Baca: BBM Satu Harga Tingkatkan Kesejahteraan Masyarakat Ilaga

“Pada sidang yang dijadwalkan untuk Perindo, Rabu 29 November 2017, saksi dari kami menjadi 6 orang. Yakni 1 saksi ahli tertulis, 2 saksi ahli hadir dan juga tiga saksi fakta,” kata Ketua DPP bidang Hukum dan Advokasi Partai Perindo Christophorus Taufik di Jakarta, Selasa (14/11/2017).

Sebelumnya terjadi diskusi antara Ketua MK Arief Hidayat dengan sejumlah pemohon, salah satunya tim kuasa hukum Partai Perindo. Diskusi tersebut terkait jumlah saksi dan ahli yang akan dihadirkan dalam persidangan berikutnya.

Semula, Perindo berencana mengajukan 3 ahli dan 15 saksi dalam persidangan, namun oleh mahkamah diminta untuk disesuaikan mengingatkan proses persidangan yang perlu dipercepat.

Baca: Relokasi Rumah Ibadah di Proyek Tol Terus Diupayakan Pemkab Batang

Arief mengaku, pihaknya menerima kritik dari sejumlah pihak terkait kinerja mahkamah yang disebutnya lambat dalam memutus suatu perkara.

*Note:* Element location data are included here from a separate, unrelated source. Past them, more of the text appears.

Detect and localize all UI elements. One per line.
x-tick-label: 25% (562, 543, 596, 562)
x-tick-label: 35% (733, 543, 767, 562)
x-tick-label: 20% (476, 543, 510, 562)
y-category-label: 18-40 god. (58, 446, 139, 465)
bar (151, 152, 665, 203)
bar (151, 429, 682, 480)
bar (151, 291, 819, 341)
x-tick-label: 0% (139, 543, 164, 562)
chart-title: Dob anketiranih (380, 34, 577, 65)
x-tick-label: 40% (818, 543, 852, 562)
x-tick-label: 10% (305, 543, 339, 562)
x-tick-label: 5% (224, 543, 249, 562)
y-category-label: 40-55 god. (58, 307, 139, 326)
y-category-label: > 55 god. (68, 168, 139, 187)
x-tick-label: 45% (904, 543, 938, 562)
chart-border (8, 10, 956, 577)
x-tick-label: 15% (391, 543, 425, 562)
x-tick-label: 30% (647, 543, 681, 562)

Menurut dia, proses persidangan yang panjang adalah akibat dari terbukanya MK dalam mengakomodir dan mendengarkan keinginan dari para pihak.

“Kemarin ada kritik, ini mahkamah bertele-tele, padahal kan kita harus mendengarkan semua, orang semua ingin didengar,” tambah Arief.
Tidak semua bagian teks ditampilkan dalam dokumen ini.